Ti3+ self-doping in BaTiO3 ceramic for multi-sensor applications: reduced bandgap with maintained ferroelectric properties dagger

Ferroelectric materials possess piezoelectric, pyroelectric, and photovoltaic properties simultaneously, making them ideal for use in multi-sensor applications. However, it has been challenging to balance the photovoltaic properties with piezoelectric/pyroelectric properties within a single material due to the narrow bandgap and ferroelectricity being incompatible. In this study, Ti3+ self-doping in BaTiO3 (BTO) ceramic is proposed as a solution to reduce the bandgap while maintaining the ferroelectric properties. The influence of Ti3+ self-doping on the piezoelectric, pyroelectric, and photovoltaic properties was systematically investigated.

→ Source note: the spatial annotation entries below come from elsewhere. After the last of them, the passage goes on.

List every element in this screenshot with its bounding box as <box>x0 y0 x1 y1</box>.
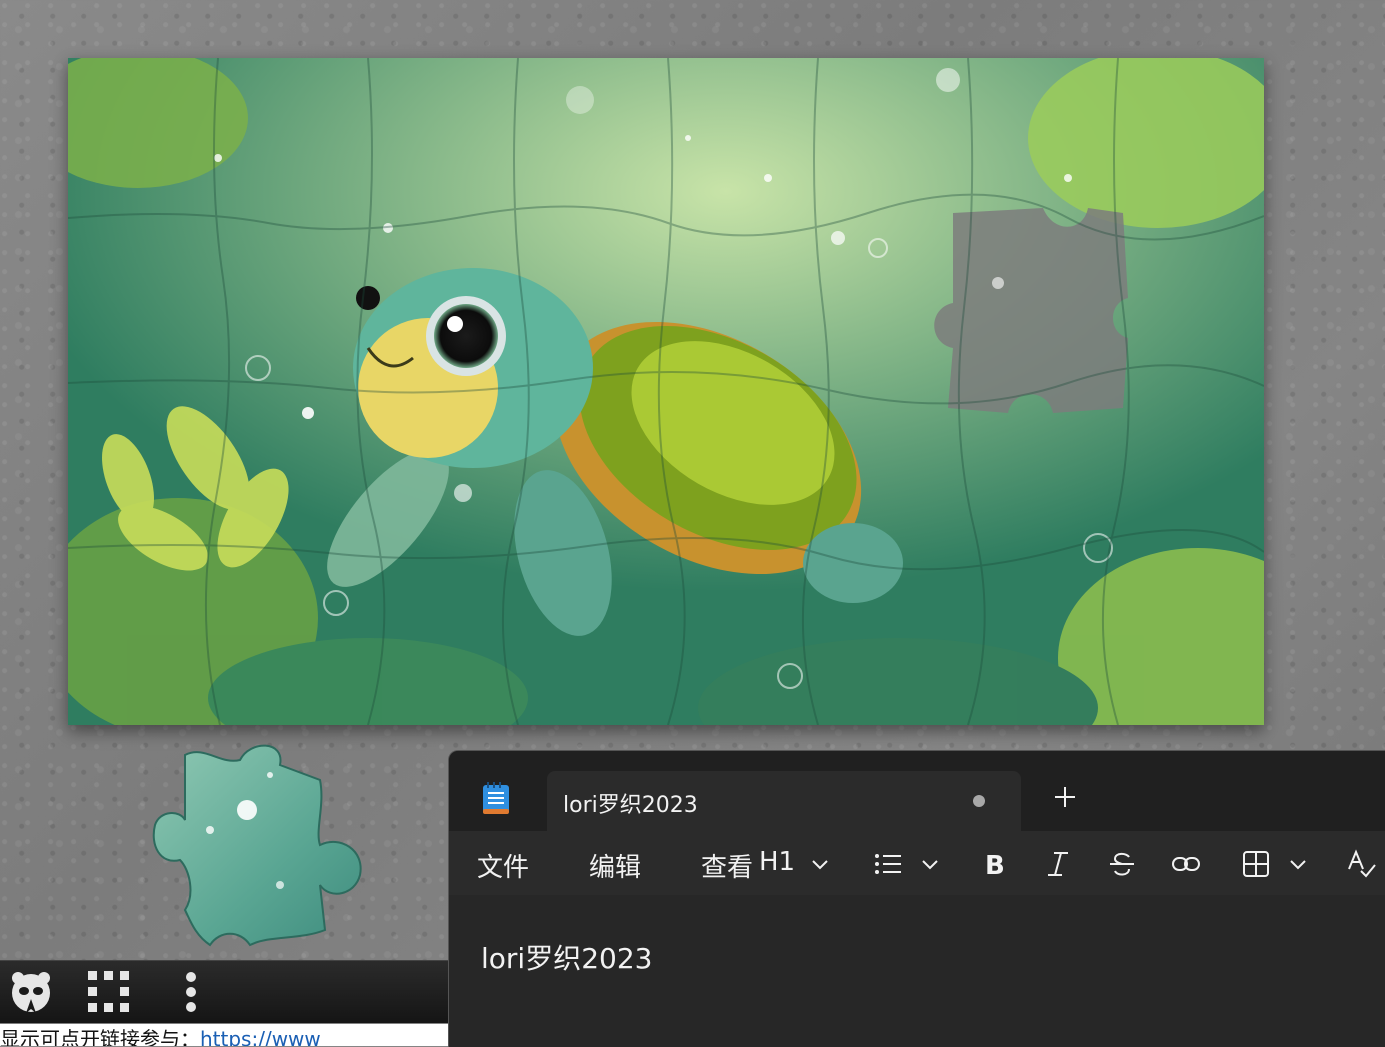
unsaved-indicator-icon[interactable] <box>973 795 985 807</box>
menu-view[interactable]: 查看 <box>701 847 753 884</box>
tab-title: lori罗织2023 <box>563 793 698 818</box>
svg-text:B: B <box>985 851 1005 879</box>
grid-dots-icon[interactable] <box>86 969 132 1015</box>
game-toolbar <box>0 960 450 1023</box>
chevron-down-icon[interactable] <box>915 849 945 879</box>
heading-dropdown[interactable]: H1 <box>759 847 795 877</box>
italic-icon[interactable] <box>1043 849 1073 879</box>
menu-file[interactable]: 文件 <box>477 847 529 884</box>
link-icon[interactable] <box>1171 849 1201 879</box>
editor-content[interactable]: lori罗织2023 <box>481 937 652 977</box>
caption-link[interactable]: https://www <box>200 1027 321 1046</box>
more-vertical-icon[interactable] <box>168 969 214 1015</box>
bold-icon[interactable]: B <box>979 849 1009 881</box>
puzzle-board[interactable] <box>68 58 1264 725</box>
notepad-window: lori罗织2023 文件 编辑 查看 H1 B lori罗织2023 <box>448 750 1385 1047</box>
menu-edit[interactable]: 编辑 <box>589 847 641 884</box>
notepad-app-icon <box>481 781 511 815</box>
table-icon[interactable] <box>1241 849 1271 879</box>
title-bar: lori罗织2023 <box>449 751 1385 833</box>
menu-bar: 文件 编辑 查看 H1 B <box>449 831 1385 895</box>
tab-document[interactable]: lori罗织2023 <box>547 771 1021 833</box>
chevron-down-icon[interactable] <box>1283 849 1313 879</box>
turtle-illustration <box>68 58 1264 725</box>
chevron-down-icon[interactable] <box>805 849 835 879</box>
caption-text: 显示可点开链接参与：https://www <box>0 1024 450 1046</box>
strikethrough-icon[interactable] <box>1107 849 1137 879</box>
panda-mascot-icon[interactable] <box>8 969 54 1015</box>
bulleted-list-icon[interactable] <box>873 849 903 879</box>
caption-label: 显示可点开链接参与： <box>0 1027 200 1046</box>
loose-puzzle-piece[interactable] <box>150 735 365 950</box>
spellcheck-icon[interactable] <box>1347 849 1377 879</box>
editor-area[interactable]: lori罗织2023 <box>449 895 1385 1047</box>
plus-icon[interactable] <box>1053 785 1077 809</box>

It was found that Ti3+ self-doping not only reduces the bandgap but also enables good ferroelectric properties in BTO. This results in a piezoelectric coefficient of 75 pC/N, a pyroelectric coefficient of 59 mu C m(-2) K-1, and a significant increase in photocurrent by 672.7% under 405 nm illumination. Therefore, Ti3+ self-doped BTO exhibits great potential for multisensory applications for detecting contact force, temperature, and light. These findings provide a new approach to expanding the application of multifunctional ferroelectric materials.

Automated summary

This study proposes a solution of Ti3+ self-doping in BTO ceramic to balance the piezoelectric, pyroelectric, and photovoltaic properties. Ti3+ self-doping reduces the bandgap and enables good ferroelectric properties in BTO, resulting in improved piezoelectric coefficient, pyroelectric coefficient, and photocurrent under illumination. Ti3+ self-doped BTO shows great potential for multisensory applications.